# Truth be known



## Guest (Nov 25, 2011)

its not only the pp business i hear going downhill,but truth is you have people everyday trying to get into business and these forums is a haven for newbies..i remember back 7-10 years ago money was good,now these nationals have slew of vendors in almost every state,they know how bad economy is and will keep playing all of us until something is done,someone said they dont care THATS THE TRUTH they dont care and their cold,they could care less if you eat tommorow or not long as they keep getting rich,and not all brokers hire in each area or state,if you work directly with a broker and not a national,consider yourself real lucky,like linda says greed will destroy it and it wont be long none of us will have a job,thank god i dont depend on 1 thing.


----------



## Guest (Nov 26, 2011)

Good Evening,

I am not slamming the OP but, in general, I tire of reading these posts that are either one long run on sentence or that are one long paragraph. If people are going to post, please make it somewhat easy to read. Basically, you are trying to project to others on this board that you are and run a professional business. Therefore at the very least you can read through your post BEFORE you click submit.

I also tire of posts without clarity or a concise point. And I know that I make those kinds of posts too but at least I try to minimize them. I think that before someone posts they should, at least, try to organized their thoughts first. 

Anyway, my two cents.


----------



## david (Apr 11, 2012)

my night to vent 72 no offense i normally just read posts guess my typing was faster then my brain.


----------



## Guest (Nov 26, 2011)

72opp said:


> Good Evening,
> 
> I am not slamming the OP but, in general, I tire of reading these posts that are either one long run on sentence or that are one long paragraph. If people are going to post, please make it somewhat easy to read. Basically, you are trying to project to others on this board that you are and run a professional business. Therefore at the very least you can read through your post BEFORE you click submit.
> 
> ...


Did you read your post before you submitted it?

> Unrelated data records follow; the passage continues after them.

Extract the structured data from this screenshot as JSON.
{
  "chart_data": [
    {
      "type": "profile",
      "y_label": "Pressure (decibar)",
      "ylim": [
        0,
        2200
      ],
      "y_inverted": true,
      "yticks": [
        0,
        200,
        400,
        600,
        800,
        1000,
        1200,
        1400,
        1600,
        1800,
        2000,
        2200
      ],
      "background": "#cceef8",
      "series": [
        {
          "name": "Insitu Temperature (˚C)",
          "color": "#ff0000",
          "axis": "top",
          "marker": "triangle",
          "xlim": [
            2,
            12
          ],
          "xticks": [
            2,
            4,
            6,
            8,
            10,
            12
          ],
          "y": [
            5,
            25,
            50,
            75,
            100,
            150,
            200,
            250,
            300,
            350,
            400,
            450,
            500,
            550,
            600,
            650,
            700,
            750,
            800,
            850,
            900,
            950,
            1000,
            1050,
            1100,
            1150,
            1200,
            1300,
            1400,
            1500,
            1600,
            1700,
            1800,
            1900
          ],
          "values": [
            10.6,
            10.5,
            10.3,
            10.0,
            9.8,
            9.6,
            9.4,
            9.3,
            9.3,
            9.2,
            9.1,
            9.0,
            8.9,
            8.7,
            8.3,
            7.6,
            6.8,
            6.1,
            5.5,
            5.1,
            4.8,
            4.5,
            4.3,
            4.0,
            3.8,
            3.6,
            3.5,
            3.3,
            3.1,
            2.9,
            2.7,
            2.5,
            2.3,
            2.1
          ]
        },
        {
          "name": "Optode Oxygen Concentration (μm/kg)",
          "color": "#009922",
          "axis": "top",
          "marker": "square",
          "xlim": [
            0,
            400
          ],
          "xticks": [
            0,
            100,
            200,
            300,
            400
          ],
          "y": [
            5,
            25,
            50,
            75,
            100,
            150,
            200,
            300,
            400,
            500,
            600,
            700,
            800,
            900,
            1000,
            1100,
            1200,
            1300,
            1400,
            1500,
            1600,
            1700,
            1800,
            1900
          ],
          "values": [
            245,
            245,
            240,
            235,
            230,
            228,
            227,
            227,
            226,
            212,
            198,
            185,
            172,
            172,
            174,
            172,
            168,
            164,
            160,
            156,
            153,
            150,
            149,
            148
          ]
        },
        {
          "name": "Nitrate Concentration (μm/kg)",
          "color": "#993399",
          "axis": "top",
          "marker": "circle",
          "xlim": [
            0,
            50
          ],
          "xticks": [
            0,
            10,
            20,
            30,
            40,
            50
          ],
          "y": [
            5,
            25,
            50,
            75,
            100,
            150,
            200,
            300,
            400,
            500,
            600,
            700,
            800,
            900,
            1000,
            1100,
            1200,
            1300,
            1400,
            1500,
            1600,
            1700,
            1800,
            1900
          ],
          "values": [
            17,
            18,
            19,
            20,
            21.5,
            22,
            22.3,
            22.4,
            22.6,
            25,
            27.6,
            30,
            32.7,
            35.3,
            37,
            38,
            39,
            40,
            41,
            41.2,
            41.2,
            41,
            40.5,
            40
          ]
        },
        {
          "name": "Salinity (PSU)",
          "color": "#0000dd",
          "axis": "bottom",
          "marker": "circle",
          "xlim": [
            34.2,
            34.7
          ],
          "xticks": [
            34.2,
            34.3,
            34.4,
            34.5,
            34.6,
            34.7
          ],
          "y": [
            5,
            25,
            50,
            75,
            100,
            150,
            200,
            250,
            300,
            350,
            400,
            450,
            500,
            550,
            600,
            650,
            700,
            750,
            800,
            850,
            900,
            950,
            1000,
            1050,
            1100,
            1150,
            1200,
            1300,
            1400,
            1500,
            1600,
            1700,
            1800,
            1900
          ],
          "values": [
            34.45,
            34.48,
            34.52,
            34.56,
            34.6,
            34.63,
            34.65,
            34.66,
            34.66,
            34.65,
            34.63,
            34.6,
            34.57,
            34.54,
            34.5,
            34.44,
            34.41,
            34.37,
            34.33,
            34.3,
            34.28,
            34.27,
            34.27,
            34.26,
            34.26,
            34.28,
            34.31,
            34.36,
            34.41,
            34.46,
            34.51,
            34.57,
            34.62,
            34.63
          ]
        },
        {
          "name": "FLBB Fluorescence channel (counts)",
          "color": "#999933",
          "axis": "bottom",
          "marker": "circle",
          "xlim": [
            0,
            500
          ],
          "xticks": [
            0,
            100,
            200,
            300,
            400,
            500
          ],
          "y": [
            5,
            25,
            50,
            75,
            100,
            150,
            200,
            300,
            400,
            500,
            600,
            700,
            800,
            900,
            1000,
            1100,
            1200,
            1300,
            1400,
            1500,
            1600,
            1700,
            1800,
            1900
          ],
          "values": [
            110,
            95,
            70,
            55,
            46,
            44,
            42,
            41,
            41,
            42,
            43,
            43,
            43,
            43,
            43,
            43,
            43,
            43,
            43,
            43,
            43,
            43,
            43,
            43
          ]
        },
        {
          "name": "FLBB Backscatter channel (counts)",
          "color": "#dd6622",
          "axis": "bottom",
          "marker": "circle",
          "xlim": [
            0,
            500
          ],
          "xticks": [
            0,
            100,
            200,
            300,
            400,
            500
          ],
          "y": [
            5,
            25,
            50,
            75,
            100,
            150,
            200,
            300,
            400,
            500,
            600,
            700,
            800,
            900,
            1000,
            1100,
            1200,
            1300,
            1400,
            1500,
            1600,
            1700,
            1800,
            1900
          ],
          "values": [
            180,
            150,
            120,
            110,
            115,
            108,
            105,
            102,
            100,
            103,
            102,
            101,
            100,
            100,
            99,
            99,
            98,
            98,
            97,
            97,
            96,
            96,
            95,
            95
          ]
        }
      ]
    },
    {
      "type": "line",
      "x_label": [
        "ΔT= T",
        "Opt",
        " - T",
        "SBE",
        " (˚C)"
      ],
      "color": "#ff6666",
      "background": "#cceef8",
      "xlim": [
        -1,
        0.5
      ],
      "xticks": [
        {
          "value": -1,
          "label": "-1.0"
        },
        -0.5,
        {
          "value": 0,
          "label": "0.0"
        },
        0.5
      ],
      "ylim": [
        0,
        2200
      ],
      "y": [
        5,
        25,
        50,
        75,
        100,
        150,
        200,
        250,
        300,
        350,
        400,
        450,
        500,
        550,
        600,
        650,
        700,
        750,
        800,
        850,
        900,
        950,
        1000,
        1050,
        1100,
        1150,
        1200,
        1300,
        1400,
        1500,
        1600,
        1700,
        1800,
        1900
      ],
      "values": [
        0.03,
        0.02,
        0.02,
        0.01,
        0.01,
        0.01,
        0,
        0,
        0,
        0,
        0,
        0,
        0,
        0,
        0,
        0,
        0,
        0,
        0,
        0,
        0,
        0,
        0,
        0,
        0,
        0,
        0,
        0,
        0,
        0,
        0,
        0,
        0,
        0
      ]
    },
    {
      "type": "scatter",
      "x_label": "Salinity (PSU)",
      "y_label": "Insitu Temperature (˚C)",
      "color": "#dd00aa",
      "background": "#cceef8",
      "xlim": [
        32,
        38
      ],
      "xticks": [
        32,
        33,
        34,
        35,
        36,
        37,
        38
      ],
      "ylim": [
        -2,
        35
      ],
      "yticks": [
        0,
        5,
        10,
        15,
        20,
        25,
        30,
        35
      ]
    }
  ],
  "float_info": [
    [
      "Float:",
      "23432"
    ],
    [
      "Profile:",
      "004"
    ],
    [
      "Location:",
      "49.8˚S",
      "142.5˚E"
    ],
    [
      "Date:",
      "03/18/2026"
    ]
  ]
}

If people want to vent and complain who cares,don't respond.Like most other contractors proally we where all proally real busy the last week and then you get thanksgiving,and holidays coming up and then you get the threaded 30 day wait,sometimes stress ads up and people look to other contractors to veg out too.


----------



## Guest (Nov 26, 2011)

d+jhomeservices said:


> its not only the pp business i hear going downhill,but truth is you have people everyday trying to get into business and these forums is a haven for newbies..i remember back 7-10 years ago money was good,now these nationals have slew of vendors in almost every state,they know how bad economy is and will keep playing all of us until something is done,someone said they dont care THATS THE TRUTH they dont care and their cold,they could care less if you eat tommorow or not long as they keep getting rich,and not all brokers hire in each area or state,if you work directly with a broker and not a national,consider yourself real lucky,like linda says greed will destroy it and it wont be long none of us will have a job,thank god i dont depend on 1 thing.

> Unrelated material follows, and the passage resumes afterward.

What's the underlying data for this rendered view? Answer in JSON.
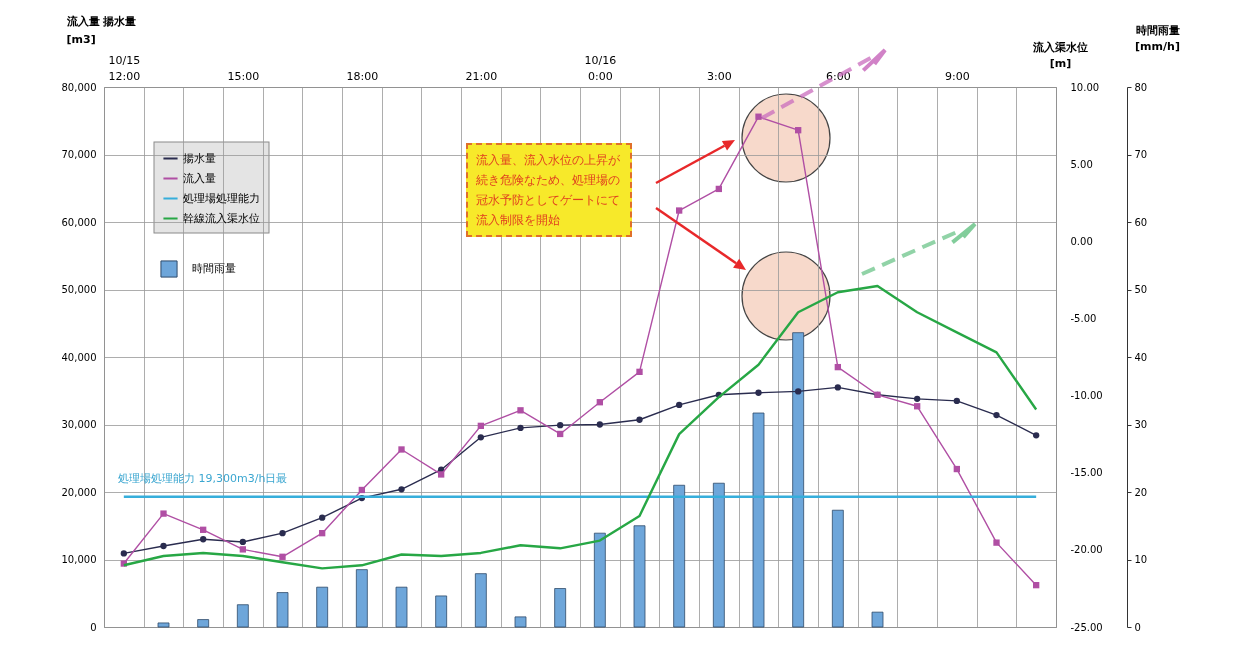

Here we go again. Another PP contractor upset about the "economy" instead of upset with themselves that they allow themselves to be bullied around.

As I stated in another thread, I will help. Quit the PP business, go learn a different trade and work for someone else. I believe there may only be two posters on this forum who make money at the whole PP thing, the rest are people who must have no idea as all they do is complain about the whole industry all the time.

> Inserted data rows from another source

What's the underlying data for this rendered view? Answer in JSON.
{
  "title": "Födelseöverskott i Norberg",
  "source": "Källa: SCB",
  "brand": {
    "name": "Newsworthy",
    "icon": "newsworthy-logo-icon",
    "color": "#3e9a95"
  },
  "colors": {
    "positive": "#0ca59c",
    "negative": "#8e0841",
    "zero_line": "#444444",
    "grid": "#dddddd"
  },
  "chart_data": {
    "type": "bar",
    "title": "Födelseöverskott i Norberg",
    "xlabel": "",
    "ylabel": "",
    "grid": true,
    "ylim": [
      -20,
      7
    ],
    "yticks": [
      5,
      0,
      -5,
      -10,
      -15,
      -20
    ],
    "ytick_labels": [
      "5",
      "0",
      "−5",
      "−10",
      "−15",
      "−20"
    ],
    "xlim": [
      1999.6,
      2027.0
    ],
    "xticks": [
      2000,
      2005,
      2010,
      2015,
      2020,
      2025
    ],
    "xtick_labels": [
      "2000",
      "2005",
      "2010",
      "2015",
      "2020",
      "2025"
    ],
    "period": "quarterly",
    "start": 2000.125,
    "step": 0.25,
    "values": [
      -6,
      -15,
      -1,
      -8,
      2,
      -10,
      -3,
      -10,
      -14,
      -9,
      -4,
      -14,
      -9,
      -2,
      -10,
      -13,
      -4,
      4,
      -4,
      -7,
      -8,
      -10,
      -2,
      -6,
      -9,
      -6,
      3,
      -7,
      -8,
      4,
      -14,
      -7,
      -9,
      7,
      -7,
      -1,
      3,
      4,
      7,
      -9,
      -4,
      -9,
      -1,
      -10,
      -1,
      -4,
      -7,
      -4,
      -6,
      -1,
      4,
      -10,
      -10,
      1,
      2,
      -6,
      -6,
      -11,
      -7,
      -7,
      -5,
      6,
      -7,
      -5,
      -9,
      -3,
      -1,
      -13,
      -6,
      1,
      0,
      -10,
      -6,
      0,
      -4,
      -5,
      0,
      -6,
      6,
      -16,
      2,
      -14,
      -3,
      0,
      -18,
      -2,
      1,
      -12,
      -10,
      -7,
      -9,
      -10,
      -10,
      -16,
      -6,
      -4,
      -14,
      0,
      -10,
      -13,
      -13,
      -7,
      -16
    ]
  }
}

Once again, the economy is not as bad you make it out to be. People still need work done and work is STILL getting done. I think the problem is the contractors themselves. I had a new subcontractor start a roof job for me Monday. He is a guy who claimed he had a great company and blah blah blah. Then he showed up on my roof until I sent him packing. When I analyze the difference between my company and his, I realize the economy is NOT the problem, it is the contractors who operate the business like the sub of mine did. THOSE are the guys who complain about the economy.

You're welcome.


----------



## Guest (Nov 26, 2011)

Companies need to know what the daily cost is if they want to be successful.I will take less work and give better quality before i take too much work and half fast.

Nobody said it was easy owning and running a business


----------



## Guest (Nov 26, 2011)

MKM Landscaping said:


> Did you read your post before you submitted it?
> 
> If people want to vent and complain who cares,don't respond.Like most other contractors proally we where all proally real busy the last week and then you get thanksgiving,and holidays coming up and then you get the threaded 30 day wait,sometimes stress ads up and people look to other contractors to veg out too.


Of course. My apologies.


----------



## Guest (Nov 26, 2011)

Pp's, national, brokers; Is this union stuff or national home builder stuff?


----------



## Cleanupman (Nov 23, 2012)

72opp said:


> Good Evening,
> 
> I am not slamming the OP but, in general, I tire of reading these posts that are either one long run on sentence or that are one long paragraph. If people are going to post, please make it somewhat easy to read. Basically, you are trying to project to others on this board that you are and run a professional business. Therefore at the very least you can read through your post BEFORE you click submit.
> 
> ...


Have you forgotten the industry recruiting methods????
Just sayin'....


----------